現行のキャンペーンでは、ハッカーグループがパッチの適用されていないApache Strutsマシンをターゲットにしていることが判明しています。ハッカーグループはターゲットシステムに0720.binという名前の悪質なファイルをダウンロードするために、ターゲットにリクエストコマンドwgetを送信する傾向があります。マリシャスなファイルを分析すると、さらに以下のファイルが含まれていることが確認されました：

• 感染したシステム上の他のcryptominerを破壊するためのa7という名前のシェルスクリプト。その他のシェルスクリプトlowerv2.shとrootv2.shが、被害者のマシンにcryptominerをインストールし、実行します。
• 3307.binという名前の実行可能ファイルとリンク可能な（ELF）ファイル。
• config.jsonという名前のjsonファイル：このファイルは、XMRigという名前のMoneroマイナーを設定するために使用されます。
• Pools.txt：これはオープンソースの汎用Stratumプール・マイナーに使用される設定ファイルです。このマイナーはMoneroとAeonをマイニングする機能を持っています。 さらに、悪意のあるファイルには、XMR-Stakの亜種であるBashf、XMRigの亜種であるBashgなどの他のマイナーが含まれています。

さらに、TermsHost.exeという名前のPE 32 Moneroのマイナーも、当ファイルの中に発見されています。
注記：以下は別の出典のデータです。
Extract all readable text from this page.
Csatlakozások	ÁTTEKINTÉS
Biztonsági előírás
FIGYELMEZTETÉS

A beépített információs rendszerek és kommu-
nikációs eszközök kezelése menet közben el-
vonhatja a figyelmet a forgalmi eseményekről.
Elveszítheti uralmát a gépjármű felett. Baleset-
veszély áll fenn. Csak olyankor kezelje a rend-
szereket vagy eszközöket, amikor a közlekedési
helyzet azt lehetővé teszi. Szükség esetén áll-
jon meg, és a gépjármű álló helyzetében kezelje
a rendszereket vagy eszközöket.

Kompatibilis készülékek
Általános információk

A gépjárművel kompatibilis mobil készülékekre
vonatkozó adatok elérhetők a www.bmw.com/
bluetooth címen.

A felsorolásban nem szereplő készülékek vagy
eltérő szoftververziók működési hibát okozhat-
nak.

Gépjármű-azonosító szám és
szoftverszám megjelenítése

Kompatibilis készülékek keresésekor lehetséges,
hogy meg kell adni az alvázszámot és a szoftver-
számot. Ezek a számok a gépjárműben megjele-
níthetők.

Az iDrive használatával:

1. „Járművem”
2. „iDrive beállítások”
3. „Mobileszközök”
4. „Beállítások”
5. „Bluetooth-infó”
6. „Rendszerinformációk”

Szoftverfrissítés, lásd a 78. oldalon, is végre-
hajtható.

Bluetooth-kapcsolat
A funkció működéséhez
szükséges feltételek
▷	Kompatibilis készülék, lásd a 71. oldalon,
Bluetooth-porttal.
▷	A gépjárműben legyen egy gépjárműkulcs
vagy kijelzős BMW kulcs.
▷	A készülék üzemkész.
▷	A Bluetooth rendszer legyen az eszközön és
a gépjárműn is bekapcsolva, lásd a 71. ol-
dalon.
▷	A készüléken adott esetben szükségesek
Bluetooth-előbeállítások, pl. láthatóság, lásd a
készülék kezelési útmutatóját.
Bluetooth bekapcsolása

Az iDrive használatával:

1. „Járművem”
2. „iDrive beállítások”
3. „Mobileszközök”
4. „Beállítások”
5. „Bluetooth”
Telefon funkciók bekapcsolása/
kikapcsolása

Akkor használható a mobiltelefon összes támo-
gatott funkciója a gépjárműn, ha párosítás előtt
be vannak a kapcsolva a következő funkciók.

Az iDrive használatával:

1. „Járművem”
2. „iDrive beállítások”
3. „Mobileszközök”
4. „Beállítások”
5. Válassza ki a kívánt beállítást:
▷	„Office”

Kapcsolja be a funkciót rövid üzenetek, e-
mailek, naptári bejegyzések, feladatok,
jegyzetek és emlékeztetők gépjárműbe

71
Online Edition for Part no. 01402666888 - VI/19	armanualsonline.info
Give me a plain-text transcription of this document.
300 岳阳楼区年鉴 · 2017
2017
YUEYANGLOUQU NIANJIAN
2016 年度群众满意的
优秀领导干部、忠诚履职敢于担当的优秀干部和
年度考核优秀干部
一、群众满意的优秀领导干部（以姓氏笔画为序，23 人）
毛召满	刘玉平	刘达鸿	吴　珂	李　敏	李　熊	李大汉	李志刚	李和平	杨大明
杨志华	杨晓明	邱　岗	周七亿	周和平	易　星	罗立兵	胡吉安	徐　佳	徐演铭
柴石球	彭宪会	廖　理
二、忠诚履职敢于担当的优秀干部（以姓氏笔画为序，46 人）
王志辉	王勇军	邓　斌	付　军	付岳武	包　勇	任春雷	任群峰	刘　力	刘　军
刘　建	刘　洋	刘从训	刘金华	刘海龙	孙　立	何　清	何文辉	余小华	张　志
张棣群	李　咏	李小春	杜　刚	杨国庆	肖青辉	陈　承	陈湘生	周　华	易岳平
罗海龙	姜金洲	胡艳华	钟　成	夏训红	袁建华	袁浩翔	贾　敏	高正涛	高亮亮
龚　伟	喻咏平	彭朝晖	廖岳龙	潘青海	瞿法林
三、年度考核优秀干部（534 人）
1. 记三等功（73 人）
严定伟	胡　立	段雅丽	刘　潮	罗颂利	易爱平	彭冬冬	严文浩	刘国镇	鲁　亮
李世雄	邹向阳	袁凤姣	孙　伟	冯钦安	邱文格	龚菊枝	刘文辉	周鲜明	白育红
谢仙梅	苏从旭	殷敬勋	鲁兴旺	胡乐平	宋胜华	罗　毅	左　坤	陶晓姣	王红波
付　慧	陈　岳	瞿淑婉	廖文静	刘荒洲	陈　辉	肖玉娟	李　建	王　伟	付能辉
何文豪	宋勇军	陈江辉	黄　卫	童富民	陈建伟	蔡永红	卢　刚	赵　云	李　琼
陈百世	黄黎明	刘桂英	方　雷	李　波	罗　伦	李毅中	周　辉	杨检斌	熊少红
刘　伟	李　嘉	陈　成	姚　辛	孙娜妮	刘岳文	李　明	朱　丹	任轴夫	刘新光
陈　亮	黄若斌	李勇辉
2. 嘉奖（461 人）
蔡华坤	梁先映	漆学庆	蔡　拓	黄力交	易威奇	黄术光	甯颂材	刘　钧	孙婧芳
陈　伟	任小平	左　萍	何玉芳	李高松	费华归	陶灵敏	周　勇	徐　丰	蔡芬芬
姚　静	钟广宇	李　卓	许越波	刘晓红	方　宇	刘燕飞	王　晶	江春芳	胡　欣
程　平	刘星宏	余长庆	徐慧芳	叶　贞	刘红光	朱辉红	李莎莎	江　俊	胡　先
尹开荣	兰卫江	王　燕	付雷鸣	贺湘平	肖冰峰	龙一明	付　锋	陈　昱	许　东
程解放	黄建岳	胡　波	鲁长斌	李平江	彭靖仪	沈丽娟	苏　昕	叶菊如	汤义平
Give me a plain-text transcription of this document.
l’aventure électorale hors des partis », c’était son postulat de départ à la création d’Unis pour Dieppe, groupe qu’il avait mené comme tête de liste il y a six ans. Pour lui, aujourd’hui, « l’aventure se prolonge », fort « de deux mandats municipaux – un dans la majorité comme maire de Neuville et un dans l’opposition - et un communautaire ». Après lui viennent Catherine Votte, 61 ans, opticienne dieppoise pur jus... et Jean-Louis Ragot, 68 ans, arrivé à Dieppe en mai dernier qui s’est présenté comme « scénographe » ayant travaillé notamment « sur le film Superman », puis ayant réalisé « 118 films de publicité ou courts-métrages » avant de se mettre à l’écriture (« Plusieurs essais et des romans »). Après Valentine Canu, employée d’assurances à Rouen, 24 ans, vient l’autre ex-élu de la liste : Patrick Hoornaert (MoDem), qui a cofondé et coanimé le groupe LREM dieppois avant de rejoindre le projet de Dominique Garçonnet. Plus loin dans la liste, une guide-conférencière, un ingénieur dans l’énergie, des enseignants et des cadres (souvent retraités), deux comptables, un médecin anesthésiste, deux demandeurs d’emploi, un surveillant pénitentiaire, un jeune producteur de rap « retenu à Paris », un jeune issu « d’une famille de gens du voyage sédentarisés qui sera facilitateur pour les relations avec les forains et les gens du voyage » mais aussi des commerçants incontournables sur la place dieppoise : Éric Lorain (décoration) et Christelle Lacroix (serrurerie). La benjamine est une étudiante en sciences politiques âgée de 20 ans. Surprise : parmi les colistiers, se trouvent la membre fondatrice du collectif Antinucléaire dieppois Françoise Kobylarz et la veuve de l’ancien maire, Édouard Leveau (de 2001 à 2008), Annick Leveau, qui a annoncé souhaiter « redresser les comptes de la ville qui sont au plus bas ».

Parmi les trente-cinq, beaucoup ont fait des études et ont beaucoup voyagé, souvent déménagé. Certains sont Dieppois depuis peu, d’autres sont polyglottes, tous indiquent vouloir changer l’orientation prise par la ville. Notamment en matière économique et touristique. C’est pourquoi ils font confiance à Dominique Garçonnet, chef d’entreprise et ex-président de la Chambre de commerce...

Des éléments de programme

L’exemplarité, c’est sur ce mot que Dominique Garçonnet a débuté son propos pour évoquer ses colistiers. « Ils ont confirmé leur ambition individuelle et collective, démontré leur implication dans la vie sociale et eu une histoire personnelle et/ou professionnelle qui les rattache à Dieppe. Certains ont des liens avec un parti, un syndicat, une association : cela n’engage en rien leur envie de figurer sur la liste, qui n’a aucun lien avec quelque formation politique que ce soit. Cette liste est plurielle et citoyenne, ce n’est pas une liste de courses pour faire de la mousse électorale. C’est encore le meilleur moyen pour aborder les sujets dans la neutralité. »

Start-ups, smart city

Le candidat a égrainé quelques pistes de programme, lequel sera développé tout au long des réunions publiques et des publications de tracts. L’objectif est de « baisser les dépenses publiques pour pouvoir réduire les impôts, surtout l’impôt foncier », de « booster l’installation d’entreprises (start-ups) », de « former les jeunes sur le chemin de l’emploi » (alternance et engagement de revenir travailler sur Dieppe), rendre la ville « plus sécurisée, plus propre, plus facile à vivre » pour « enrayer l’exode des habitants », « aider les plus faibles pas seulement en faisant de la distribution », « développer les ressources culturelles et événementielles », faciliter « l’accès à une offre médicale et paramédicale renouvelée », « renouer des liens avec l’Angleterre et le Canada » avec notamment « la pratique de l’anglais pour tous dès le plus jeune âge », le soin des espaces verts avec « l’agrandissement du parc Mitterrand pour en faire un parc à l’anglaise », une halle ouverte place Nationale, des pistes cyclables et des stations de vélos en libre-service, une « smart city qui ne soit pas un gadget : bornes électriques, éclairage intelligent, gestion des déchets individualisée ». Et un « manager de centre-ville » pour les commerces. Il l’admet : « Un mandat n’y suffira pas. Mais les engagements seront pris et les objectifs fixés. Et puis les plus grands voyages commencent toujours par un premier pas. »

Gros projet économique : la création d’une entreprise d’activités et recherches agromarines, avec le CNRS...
弊社では、Moneroマイニングサンプルなどを分析し、当該キャンペーンに関連付けられているドメインやIPアドレスのいくつかを特定しており、IPアドレスは中国から発信されていることが判明しています。

推奨対策
以下、我々の推奨する対策です。

• IDSシステムとSIEMに上記IoCを検出ルールとして追加し、感染のチェックをしてください。発見された場合は、感染の根本原因を見つけるためにさらに調査する必要があります。
• プロキシサーバー、DNSサーバー、メールサーバー、ファイアウォールログで上記ネットワークインジケータが存在するかどうかを調べる。
• 上記ホストインジケータのブロックをエンドポイントセキュリティシステムとアンチウイルスシステムに設定する。
• 安全で分離した環境ですべてのデータを定期的にバックアップしてください。これは攻撃された場合の迅速な回復に役立ちます。
• アンチウイルスおよびマルウェア対策のソリューションが定期的にスキャンを自動的に実行するように設定する。